7  Regression II

7.1 Concepts

The Regression Line

The regression line is fitted so that the average distance between the line and the sample points is as small as possible. The line is defined by a slope (\(\beta\)) and an intercept (\(\alpha\)). Mathematically, the regression line is expressed as \(\hat{y_i}=\hat{\alpha}+\hat{\beta}x_i\), where \(\hat{y_i}\) are the predicted values of \(y\) given the \(x\)’s.

  • The slope determines the steepness of the line. The estimate quantifies how much a unit increase in \(x\) changes \(y\). The estimate is given by \(\hat{\beta}= \frac {s_{xy}}{s_{x}^2}\).

  • The intercept determines where the line crosses the \(y\) axis. It returns the value of \(y\) when \(x\) is zero. The estimate is given by \(\hat{\alpha}=\bar{y}-\hat{\beta}\bar{x}\).

Goodness of Fit

There are a couple of popular measures that determine the goodness of fit of the regression line.

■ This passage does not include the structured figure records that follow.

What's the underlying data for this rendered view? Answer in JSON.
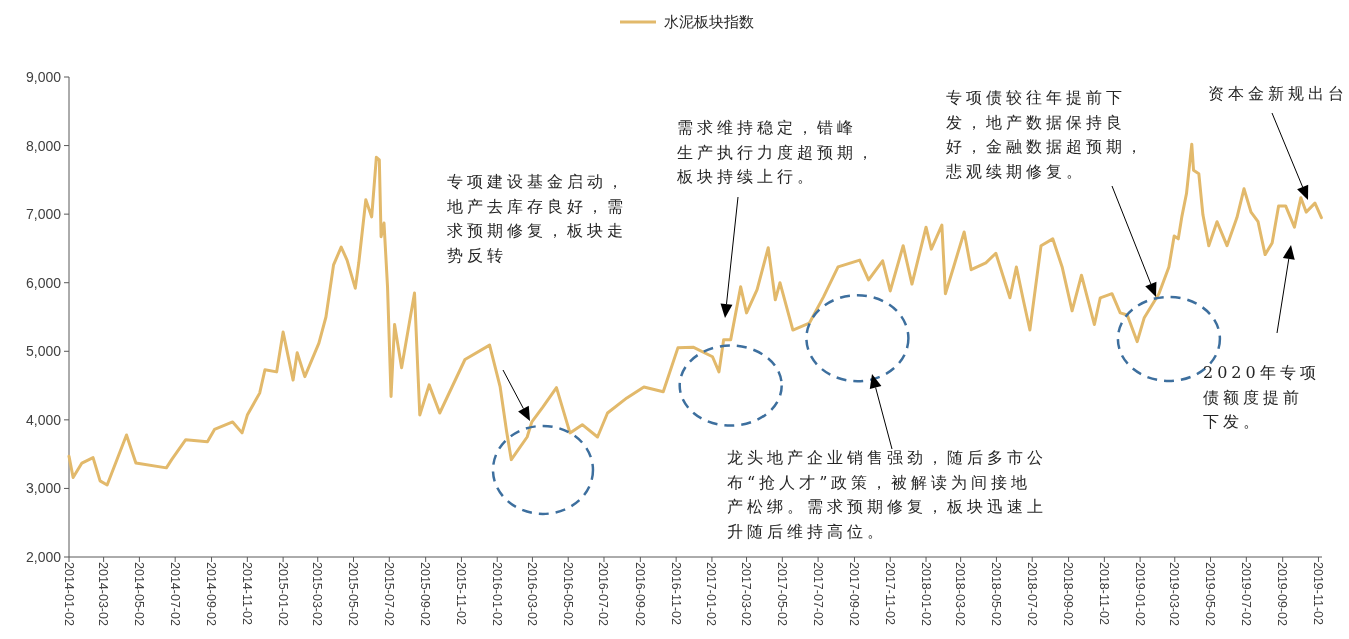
{
  "chart_data": {
    "type": "line",
    "legend": "top",
    "series": [
      {
        "name": "水泥板块指数",
        "color": "#e2b96b",
        "x": [
          "2014-01-02",
          "2014-01-09",
          "2014-01-24",
          "2014-02-12",
          "2014-02-24",
          "2014-03-08",
          "2014-04-10",
          "2014-04-26",
          "2014-06-17",
          "2014-06-26",
          "2014-07-20",
          "2014-08-26",
          "2014-09-07",
          "2014-10-08",
          "2014-10-24",
          "2014-11-02",
          "2014-11-23",
          "2014-12-02",
          "2014-12-22",
          "2015-01-02",
          "2015-01-19",
          "2015-01-26",
          "2015-02-08",
          "2015-03-04",
          "2015-03-16",
          "2015-03-29",
          "2015-04-11",
          "2015-04-21",
          "2015-05-05",
          "2015-05-11",
          "2015-05-23",
          "2015-06-02",
          "2015-06-10",
          "2015-06-15",
          "2015-06-18",
          "2015-06-23",
          "2015-06-29",
          "2015-07-05",
          "2015-07-11",
          "2015-07-23",
          "2015-08-14",
          "2015-08-23",
          "2015-09-08",
          "2015-09-26",
          "2015-11-08",
          "2015-12-20",
          "2016-01-07",
          "2016-01-18",
          "2016-01-26",
          "2016-02-22",
          "2016-03-01",
          "2016-03-20",
          "2016-04-12",
          "2016-05-05",
          "2016-05-26",
          "2016-06-21",
          "2016-07-08",
          "2016-08-10",
          "2016-09-08",
          "2016-10-11",
          "2016-11-05",
          "2016-12-01",
          "2017-01-03",
          "2017-01-14",
          "2017-01-22",
          "2017-02-03",
          "2017-02-20",
          "2017-03-02",
          "2017-03-20",
          "2017-04-08",
          "2017-04-20",
          "2017-04-28",
          "2017-05-20",
          "2017-06-17",
          "2017-07-11",
          "2017-08-05",
          "2017-09-11",
          "2017-09-26",
          "2017-10-20",
          "2017-11-02",
          "2017-11-24",
          "2017-12-09",
          "2018-01-02",
          "2018-01-11",
          "2018-01-29",
          "2018-02-04",
          "2018-02-18",
          "2018-03-08",
          "2018-03-20",
          "2018-04-14",
          "2018-05-01",
          "2018-05-25",
          "2018-06-05",
          "2018-06-17",
          "2018-06-28",
          "2018-07-17",
          "2018-08-06",
          "2018-08-22",
          "2018-09-08",
          "2018-09-24",
          "2018-10-16",
          "2018-10-26",
          "2018-11-15",
          "2018-11-29",
          "2018-12-11",
          "2018-12-28",
          "2019-01-09",
          "2019-02-03",
          "2019-02-20",
          "2019-03-01",
          "2019-03-08",
          "2019-03-14",
          "2019-03-22",
          "2019-03-31",
          "2019-04-03",
          "2019-04-12",
          "2019-04-19",
          "2019-04-29",
          "2019-05-13",
          "2019-05-30",
          "2019-06-16",
          "2019-06-28",
          "2019-07-10",
          "2019-07-22",
          "2019-08-03",
          "2019-08-15",
          "2019-08-26",
          "2019-09-07",
          "2019-09-22",
          "2019-10-03",
          "2019-10-12",
          "2019-10-27",
          "2019-11-07"
        ],
        "values": [
          3470,
          3160,
          3370,
          3450,
          3110,
          3050,
          3780,
          3370,
          3300,
          3420,
          3710,
          3680,
          3860,
          3970,
          3810,
          4070,
          4390,
          4730,
          4700,
          5280,
          4580,
          4980,
          4630,
          5120,
          5500,
          6260,
          6520,
          6330,
          5920,
          6290,
          7210,
          6960,
          7830,
          7790,
          6670,
          6870,
          5940,
          4340,
          5390,
          4760,
          5850,
          4070,
          4510,
          4100,
          4880,
          5090,
          4480,
          3830,
          3420,
          3750,
          3970,
          4190,
          4470,
          3810,
          3930,
          3750,
          4100,
          4320,
          4480,
          4410,
          5050,
          5060,
          4920,
          4700,
          5170,
          5170,
          5940,
          5560,
          5900,
          6510,
          5750,
          6000,
          5310,
          5410,
          5790,
          6230,
          6330,
          6040,
          6320,
          5880,
          6540,
          5980,
          6810,
          6490,
          6840,
          5840,
          6230,
          6740,
          6190,
          6290,
          6430,
          5780,
          6230,
          5740,
          5310,
          6540,
          6640,
          6230,
          5590,
          6110,
          5390,
          5780,
          5840,
          5560,
          5530,
          5140,
          5490,
          5840,
          6230,
          6680,
          6640,
          6960,
          7300,
          8020,
          7640,
          7590,
          6990,
          6540,
          6890,
          6540,
          6950,
          7370,
          7030,
          6890,
          6410,
          6580,
          7120,
          7120,
          6810,
          7240,
          7030,
          7160,
          6950
        ]
      }
    ],
    "xlim": [
      "2014-01-02",
      "2019-11-08"
    ],
    "xticks": [
      "2014-01-02",
      "2014-03-02",
      "2014-05-02",
      "2014-07-02",
      "2014-09-02",
      "2014-11-02",
      "2015-01-02",
      "2015-03-02",
      "2015-05-02",
      "2015-07-02",
      "2015-09-02",
      "2015-11-02",
      "2016-01-02",
      "2016-03-02",
      "2016-05-02",
      "2016-07-02",
      "2016-09-02",
      "2016-11-02",
      "2017-01-02",
      "2017-03-02",
      "2017-05-02",
      "2017-07-02",
      "2017-09-02",
      "2017-11-02",
      "2018-01-02",
      "2018-03-02",
      "2018-05-02",
      "2018-07-02",
      "2018-09-02",
      "2018-11-02",
      "2019-01-02",
      "2019-03-02",
      "2019-05-02",
      "2019-07-02",
      "2019-09-02",
      "2019-11-02"
    ],
    "ylim": [
      2000,
      9000
    ],
    "yticks": [
      {
        "value": 2000,
        "label": "2,000"
      },
      {
        "value": 3000,
        "label": "3,000"
      },
      {
        "value": 4000,
        "label": "4,000"
      },
      {
        "value": 5000,
        "label": "5,000"
      },
      {
        "value": 6000,
        "label": "6,000"
      },
      {
        "value": 7000,
        "label": "7,000"
      },
      {
        "value": 8000,
        "label": "8,000"
      },
      {
        "value": 9000,
        "label": "9,000"
      }
    ],
    "annotations": [
      "专项建设基金启动，地产去库存良好，需求预期修复，板块走势反转",
      "需求维持稳定，错峰生产执行力度超预期，板块持续上行。",
      "龙头地产企业销售强劲，随后多市公布“抢人才”政策，被解读为间接地产松绑。需求预期修复，板块迅速上升随后维持高位。",
      "专项债较往年提前下发，地产数据保持良好，金融数据超预期，悲观续期修复。",
      "资本金新规出台",
      "2020年专项债额度提前下发。"
    ]
  }
}
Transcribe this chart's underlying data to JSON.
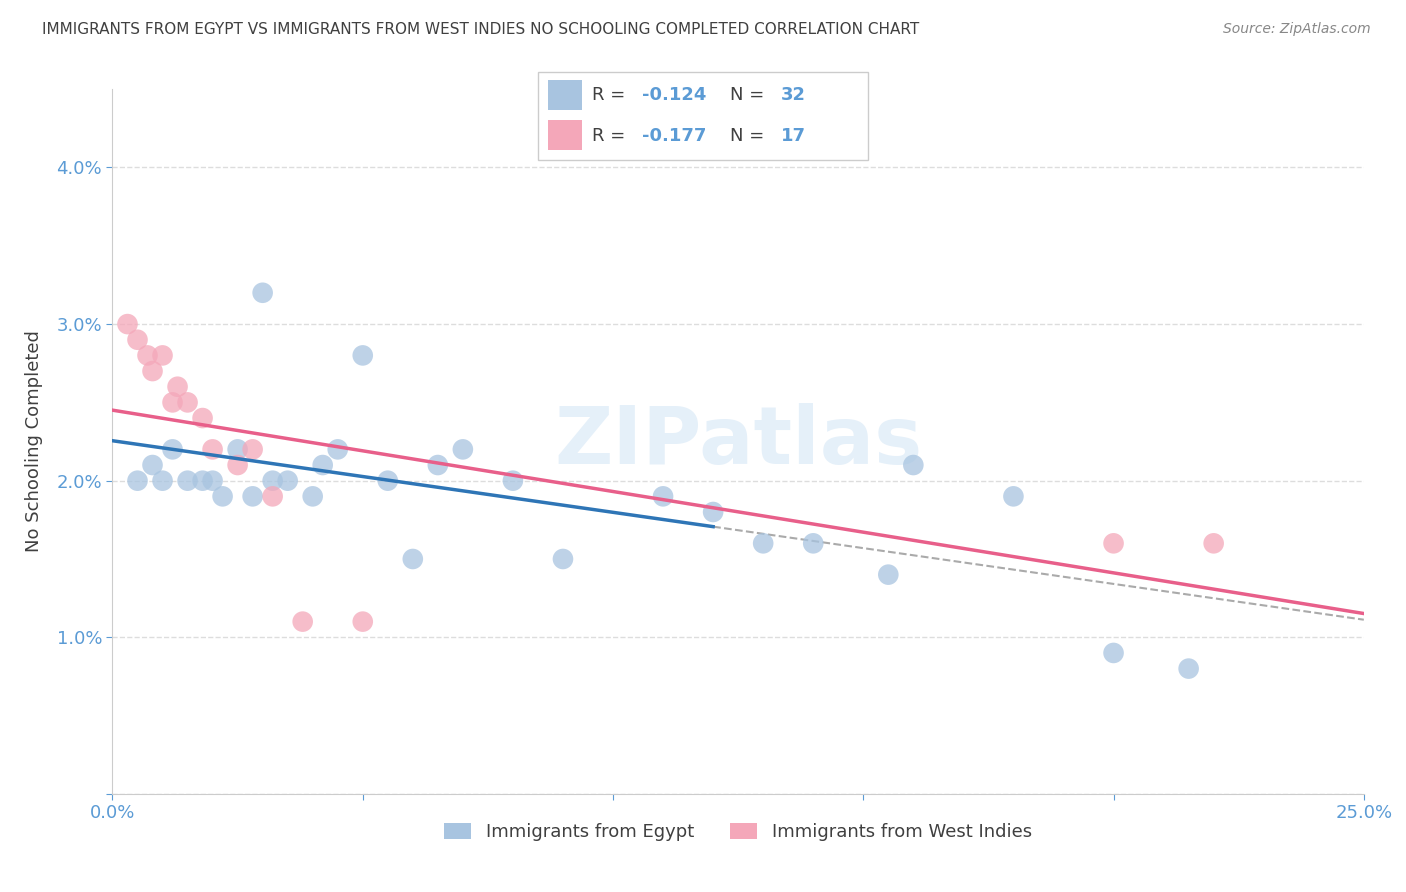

  • The coefficient of determination or \(R^2\) is the percent of the variation in \(y\) that is explained by changes in \(x\). The higher the \(R^2\) the better the explanatory power of the model. The \(R^2\) is always between [0,1]. To calculate use \(R^2=SSR/SST\).

    • \(SSR\) (Sum of Squares due to Regression) is the part of the variation in \(y\) explained by the model. Mathematically, \(SSR=\sum{(\hat{y_i}-\bar{y})^2}\).

    • \(SSE\) (Sum of Squares due to Error) is the part of the variation in \(y\) that is unexplained by the model. Mathematically, \(SSE=\sum{(y_i-\hat{y_i})^2}\).

    • SST (Sum of Squares Total) is the total variation of \(y\) with respect to the mean. Mathematically, \(SST=\sum{(y_i-\bar{y})^2}\).

    • Note that \(SST=SSR+SSE\).

  • The adjusted \(R^2\) recognizes that the \(R^2\) is a non-decreasing function of the number of explanatory variables in the model. This metric penalizes a model with more explanatory variables relative to a simpler model. It is calculated by \(1-(1-R^2) \frac {n-1}{n-k-1}\), where \(k\) is the number of explanatory variables used in the model and \(n\) is the sample size.

  • The Residual Standard Error estimates the average dispersion of the data points around the regression line. It is calculated by \(s_e =\sqrt{\frac{SSE}{n-k-1}}\).

Useful R Functions

The lm() function to estimates the linear regression model.

The predict() function uses the linear model object to predict values. New data is entered as a data frame.

The coef() function returns the model’s coefficients.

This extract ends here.